Writing About Writers

Attention Must Be Paid

A new Arthur Miller biography goes beyond the Marilyn stuff. But thankfully includes the Marilyn stuff.

Book Cover Merce Cunningham's recent death at the age of 90 reminded me that--except for the New York Times and colonial outposts of New Yorkers--the passing of nonagenarians (save Walter Cronkite) of great accomplishment rarely receives much attention in our brave new 24/7 world. Arthur Miller, the great 20th century American playwright (Death of a Salesman, All My Sons) and Pulitzer Prize winner, who died at the age of 89 in 2005, may be the answer to the trivia question "Who was Marilyn Monroe's last husband?" but his body of work stands tall. To quote the quintessential American drama Death of a Salesman, "Attention must be paid."

With Arthur Miller (Harvard University Press), scholar Christopher Bigsby is the first to offer a serious biography since Miller's death. Among other things, the book celebrates Miller's refusal in the 1950s to name names before the witch-hunting House Un-American Activities Committee--which led to his great allegorical drama The Crucible. Miller's marriage to Monroe, an additional point of great interest, resulted in another triumph, After the Fall.

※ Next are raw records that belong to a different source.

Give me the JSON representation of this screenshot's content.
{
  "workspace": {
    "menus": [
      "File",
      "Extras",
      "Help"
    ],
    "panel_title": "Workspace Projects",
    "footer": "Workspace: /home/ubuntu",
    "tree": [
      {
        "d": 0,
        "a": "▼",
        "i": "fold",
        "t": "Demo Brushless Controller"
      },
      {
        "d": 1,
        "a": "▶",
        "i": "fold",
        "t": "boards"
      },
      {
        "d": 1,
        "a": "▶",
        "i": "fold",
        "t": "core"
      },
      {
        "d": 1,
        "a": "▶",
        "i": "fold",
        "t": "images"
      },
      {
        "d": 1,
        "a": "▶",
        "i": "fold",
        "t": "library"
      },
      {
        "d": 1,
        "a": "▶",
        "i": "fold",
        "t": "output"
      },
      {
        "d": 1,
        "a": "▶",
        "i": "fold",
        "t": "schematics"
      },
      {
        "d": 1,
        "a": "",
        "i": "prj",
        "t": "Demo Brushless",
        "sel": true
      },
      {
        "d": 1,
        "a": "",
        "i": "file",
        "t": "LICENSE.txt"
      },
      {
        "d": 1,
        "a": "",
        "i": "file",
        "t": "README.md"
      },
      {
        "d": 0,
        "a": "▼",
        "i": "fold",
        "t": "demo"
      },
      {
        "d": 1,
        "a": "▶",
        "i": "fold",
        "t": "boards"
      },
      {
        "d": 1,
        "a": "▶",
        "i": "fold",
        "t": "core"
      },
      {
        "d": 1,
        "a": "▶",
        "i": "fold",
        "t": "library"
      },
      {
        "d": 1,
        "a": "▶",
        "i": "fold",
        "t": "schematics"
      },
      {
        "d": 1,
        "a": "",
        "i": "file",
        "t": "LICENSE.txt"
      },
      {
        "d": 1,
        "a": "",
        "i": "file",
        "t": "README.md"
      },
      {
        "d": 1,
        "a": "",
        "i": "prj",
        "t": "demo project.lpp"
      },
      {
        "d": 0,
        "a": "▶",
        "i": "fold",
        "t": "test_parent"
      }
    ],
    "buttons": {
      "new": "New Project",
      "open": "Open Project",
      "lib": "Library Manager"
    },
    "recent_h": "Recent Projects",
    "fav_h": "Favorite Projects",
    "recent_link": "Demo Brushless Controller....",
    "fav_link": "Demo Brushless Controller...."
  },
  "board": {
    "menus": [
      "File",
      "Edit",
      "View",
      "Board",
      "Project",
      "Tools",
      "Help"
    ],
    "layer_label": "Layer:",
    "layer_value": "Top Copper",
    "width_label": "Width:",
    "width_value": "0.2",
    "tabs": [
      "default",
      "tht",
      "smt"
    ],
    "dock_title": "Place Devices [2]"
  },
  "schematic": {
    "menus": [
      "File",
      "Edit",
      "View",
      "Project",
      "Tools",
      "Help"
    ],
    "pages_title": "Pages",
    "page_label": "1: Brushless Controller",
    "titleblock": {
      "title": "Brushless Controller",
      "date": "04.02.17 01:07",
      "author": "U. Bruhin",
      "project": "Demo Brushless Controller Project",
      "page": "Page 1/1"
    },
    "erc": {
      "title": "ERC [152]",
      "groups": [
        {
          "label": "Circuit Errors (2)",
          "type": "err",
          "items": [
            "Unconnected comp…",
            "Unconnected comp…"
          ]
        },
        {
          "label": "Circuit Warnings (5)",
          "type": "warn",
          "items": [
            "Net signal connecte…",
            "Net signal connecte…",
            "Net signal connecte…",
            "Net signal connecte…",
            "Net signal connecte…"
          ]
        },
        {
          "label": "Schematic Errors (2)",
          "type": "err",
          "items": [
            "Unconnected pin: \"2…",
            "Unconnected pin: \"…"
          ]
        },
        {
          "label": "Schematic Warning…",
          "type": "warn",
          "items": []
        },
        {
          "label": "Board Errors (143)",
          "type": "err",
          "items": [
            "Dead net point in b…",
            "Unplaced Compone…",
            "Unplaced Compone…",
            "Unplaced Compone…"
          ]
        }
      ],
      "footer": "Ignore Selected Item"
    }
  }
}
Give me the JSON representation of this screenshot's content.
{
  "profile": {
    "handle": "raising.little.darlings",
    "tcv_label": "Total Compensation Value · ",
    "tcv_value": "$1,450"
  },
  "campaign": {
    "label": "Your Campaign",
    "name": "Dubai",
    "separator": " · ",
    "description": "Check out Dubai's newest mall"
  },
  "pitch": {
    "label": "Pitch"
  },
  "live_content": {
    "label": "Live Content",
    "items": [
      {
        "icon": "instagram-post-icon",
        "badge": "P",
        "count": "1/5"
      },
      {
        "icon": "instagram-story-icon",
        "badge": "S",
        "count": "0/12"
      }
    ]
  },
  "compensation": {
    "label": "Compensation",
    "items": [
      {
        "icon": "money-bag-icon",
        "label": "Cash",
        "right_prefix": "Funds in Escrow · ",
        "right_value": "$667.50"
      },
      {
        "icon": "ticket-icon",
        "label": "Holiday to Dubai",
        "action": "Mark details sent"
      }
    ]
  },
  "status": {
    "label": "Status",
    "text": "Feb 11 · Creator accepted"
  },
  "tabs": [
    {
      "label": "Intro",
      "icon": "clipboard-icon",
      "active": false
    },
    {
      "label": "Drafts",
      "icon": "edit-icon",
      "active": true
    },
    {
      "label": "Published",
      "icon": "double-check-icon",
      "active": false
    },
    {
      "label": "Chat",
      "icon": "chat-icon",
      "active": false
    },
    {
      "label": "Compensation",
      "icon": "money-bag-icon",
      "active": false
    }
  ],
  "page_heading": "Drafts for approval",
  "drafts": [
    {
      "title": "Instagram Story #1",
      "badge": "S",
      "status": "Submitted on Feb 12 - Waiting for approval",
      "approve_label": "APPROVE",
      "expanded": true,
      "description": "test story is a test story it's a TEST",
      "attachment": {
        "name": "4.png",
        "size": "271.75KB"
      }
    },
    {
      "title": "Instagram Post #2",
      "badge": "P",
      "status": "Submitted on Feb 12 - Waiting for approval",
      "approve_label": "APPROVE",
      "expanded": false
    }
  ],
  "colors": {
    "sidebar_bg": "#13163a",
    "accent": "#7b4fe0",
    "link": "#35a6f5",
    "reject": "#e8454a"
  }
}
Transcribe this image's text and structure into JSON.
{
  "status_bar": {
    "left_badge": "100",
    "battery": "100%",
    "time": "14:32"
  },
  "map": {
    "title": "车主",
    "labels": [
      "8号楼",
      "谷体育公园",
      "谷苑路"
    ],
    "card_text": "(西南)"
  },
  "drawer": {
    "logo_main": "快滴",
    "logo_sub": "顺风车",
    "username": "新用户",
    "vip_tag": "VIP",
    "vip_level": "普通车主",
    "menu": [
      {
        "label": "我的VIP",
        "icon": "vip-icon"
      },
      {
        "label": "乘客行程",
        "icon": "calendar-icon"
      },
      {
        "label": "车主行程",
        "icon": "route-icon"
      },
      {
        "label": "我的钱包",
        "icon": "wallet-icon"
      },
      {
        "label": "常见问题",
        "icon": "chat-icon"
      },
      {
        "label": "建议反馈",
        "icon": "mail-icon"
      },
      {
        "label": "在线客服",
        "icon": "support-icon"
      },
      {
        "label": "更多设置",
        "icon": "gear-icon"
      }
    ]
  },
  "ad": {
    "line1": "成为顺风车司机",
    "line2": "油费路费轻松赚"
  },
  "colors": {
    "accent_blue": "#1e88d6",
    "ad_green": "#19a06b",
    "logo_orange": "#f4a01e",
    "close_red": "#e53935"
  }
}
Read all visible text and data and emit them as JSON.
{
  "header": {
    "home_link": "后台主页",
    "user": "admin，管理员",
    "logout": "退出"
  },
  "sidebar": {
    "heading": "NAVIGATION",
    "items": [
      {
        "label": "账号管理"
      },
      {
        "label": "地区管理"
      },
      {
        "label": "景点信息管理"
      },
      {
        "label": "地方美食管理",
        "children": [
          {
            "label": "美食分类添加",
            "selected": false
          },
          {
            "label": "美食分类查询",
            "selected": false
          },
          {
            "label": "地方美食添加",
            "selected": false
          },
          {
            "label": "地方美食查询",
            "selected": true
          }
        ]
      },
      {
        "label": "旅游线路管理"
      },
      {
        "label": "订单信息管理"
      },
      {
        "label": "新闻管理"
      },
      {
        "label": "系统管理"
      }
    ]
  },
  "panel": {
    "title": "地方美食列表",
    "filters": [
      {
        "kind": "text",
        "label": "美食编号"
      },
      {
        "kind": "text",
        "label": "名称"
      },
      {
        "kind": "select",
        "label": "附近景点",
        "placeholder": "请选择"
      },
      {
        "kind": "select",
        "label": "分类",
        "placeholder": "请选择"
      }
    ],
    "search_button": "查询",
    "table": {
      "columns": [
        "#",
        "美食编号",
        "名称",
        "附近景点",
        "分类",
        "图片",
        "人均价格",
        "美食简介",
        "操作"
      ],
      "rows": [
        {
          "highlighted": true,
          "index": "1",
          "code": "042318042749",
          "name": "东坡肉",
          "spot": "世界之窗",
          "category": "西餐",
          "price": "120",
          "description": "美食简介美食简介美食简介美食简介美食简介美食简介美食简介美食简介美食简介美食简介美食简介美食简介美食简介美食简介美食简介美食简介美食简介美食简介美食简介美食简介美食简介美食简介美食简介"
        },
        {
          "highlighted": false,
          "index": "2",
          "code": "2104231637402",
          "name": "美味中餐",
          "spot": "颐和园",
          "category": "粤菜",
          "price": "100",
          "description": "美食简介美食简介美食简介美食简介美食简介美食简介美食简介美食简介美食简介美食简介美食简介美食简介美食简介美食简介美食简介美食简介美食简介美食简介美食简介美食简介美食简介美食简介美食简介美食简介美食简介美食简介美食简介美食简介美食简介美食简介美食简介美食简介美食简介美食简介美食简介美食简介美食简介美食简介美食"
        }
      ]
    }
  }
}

Bigsby was given access to previously unpublished works and notes that are no doubt of value to academics and fans who will treasure such minutiae and details. Jeremy McCarter, in the New York Times Book Review, sums up the biography:
"Thanks to Bigsby's research, particularly into previously unseen material, his account of Miller trying to hang on to his soul in mid-century America shows that he was large not least in his contradictions...What the book makes newly clear, though, is how much of Miller's work reflects his own personal struggles."